Whatever gameplan there was, was nowhere to be seen. A veritable bunch of strangers turned up looking for a kickabout. The sombre tone dictated by the mournful surroundings seemed to seep into our performance, inexplicably.
On the night, nothing worked whatsoever. Was it tiredness, complacency, tactics, mentality or all of the above? Whatever that was, it was completely missing.
The points of failure are multitudinous but midfield was a particularly disjointed affair. Mamadou Loum returned to the base of the midfield but looked miles off the pace. Aside from one towering header from a corner, he was largely anonymous. A rare hooking at half time beckoned and not many could argue against that.
Tyrese Fornah had one of those games when his inexperience showed. When we play well and with tempo, Tyrese glides through games, but when things get sticky, he gets a tad lost and his final ball also does not convey confidence and often goes awry.
Similar could be said of Jeff Hendrick when it comes to the final ball, or any ball it seemed. Time after time his passes were easily anticipated or just plain poor. It’s difficult to see what Jeff is there for at times. He’s neither a playmaker nor takes up a defensive role, he’s not one to put his foot on the ball and look for space (there wasn’t any, to be fair), he doesn’t press high or… well, what does he do exactly?
Equally, the defence can’t escape criticism. Both Toms - Holmes and McIntyre - had awful games. Holmes never seemed to be as aggressive or comfortable, whilst McIntyre looked all at sea when played, yet again, in a position only because he can use his left foot.
Against the mercurial double goal scorer, Patrick Roberts, McIntyre had not a clue how to defend against him. Not helped by the fact that no other player appeared to want to help him out did not help either, but Roberts, and many other Sunderland players, were untracked, not pressed enough or even pressed at all.
We do have to be mindful of the limitations in terms of numbers in the squad, but it won’t be a day too soon if McIntyre never plays at left back again. It simply does not work.
Not for the first time and definitely not the last, the side showed a mental frailty that we can well do without witnessing. Whilst we have been successful at home until this fateful game, we have the tendency to be passive and allow the opposition to control the game all too easily.
Even when we destroyed Blackburn Rovers, they still dominated possession, we just picked them apart excellently on the night. Here, we let Sunderland grow in confidence, find their dangerous players and by the time we woke up we had already lost the game without a goal being scored.

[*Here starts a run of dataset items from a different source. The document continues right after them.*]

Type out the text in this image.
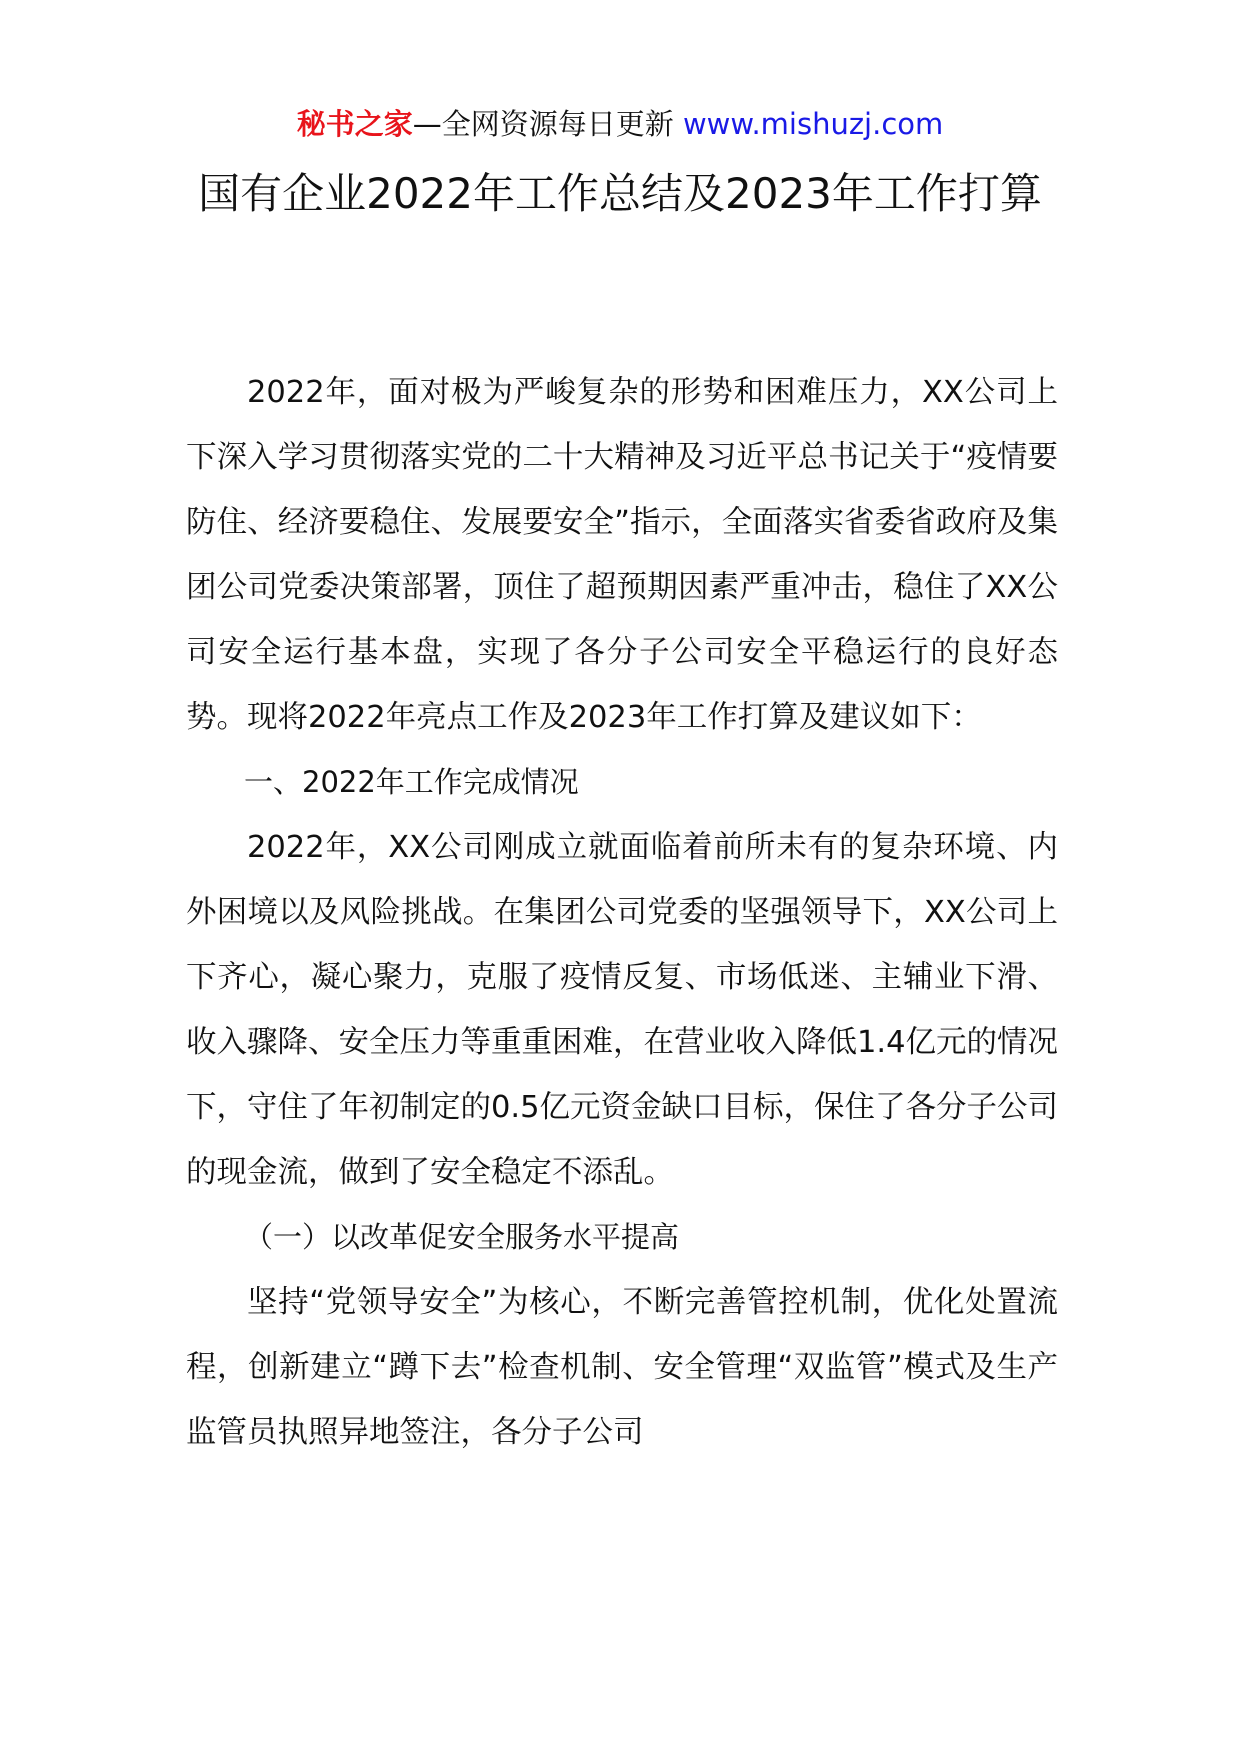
秘书之家—全网资源每日更新 www.mishuzj.com
国有企业2022年工作总结及2023年工作打算

2022年，面对极为严峻复杂的形势和困难压力，XX公司上下深入学习贯彻落实党的二十大精神及习近平总书记关于“疫情要防住、经济要稳住、发展要安全”指示，全面落实省委省政府及集团公司党委决策部署，顶住了超预期因素严重冲击，稳住了XX公司安全运行基本盘，实现了各分子公司安全平稳运行的良好态势。现将2022年亮点工作及2023年工作打算及建议如下：

一、2022年工作完成情况

2022年，XX公司刚成立就面临着前所未有的复杂环境、内外困境以及风险挑战。在集团公司党委的坚强领导下，XX公司上下齐心，凝心聚力，克服了疫情反复、市场低迷、主辅业下滑、收入骤降、安全压力等重重困难，在营业收入降低1.4亿元的情况下，守住了年初制定的0.5亿元资金缺口目标，保住了各分子公司的现金流，做到了安全稳定不添乱。

（一）以改革促安全服务水平提高

坚持“党领导安全”为核心，不断完善管控机制，优化处置流程，创新建立“蹲下去”检查机制、安全管理“双监管”模式及生产监管员执照异地签注，各分子公司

The distance between midfield and attack was cavernous, the flanks never got forward enough, midfield was akin to Krispy Kreme product but without the calorific joy. But we let this happen by not having any courage or desire to play on the front foot.
If we are going to lose, then lose with some fight and passion being displayed. What we witnessed was abject dross that was reminiscent of the 7-0 chastening from Fulham of last season. But that was the champions, not a team promoted from League One.
From this performance it will take a huge effort not only to recover physically but also mentally. We have responded well to the previous thumpings we’ve suffered this season but there’s only so much that can be expected in terms of turning that around.
Ince cited that he noticed a “sloppiness” in training this week and that will have to be booted into touch sharpish if we are to stablise after this defeat. That said, it does beg the question that if he’d noticed the sloppiness then why hadn’t he addressed it before witnessing the awful outcome of it?
There was little, if anything, that was good to come out of this game apart from yet more lessons to be learned. Whilst there’s no need for panic as the league table is still healthy, we cannot sustain more games where we simply fail to show up and give up. They will be more cumulatively damaging and than any single win could be.
It’s no time to panic, but the players need to show that they can arrest the tendency to be so Jekyll and Hyde so easily. Being so consistently inconsistent is not only frustrating to watch but equally as baffling to understand.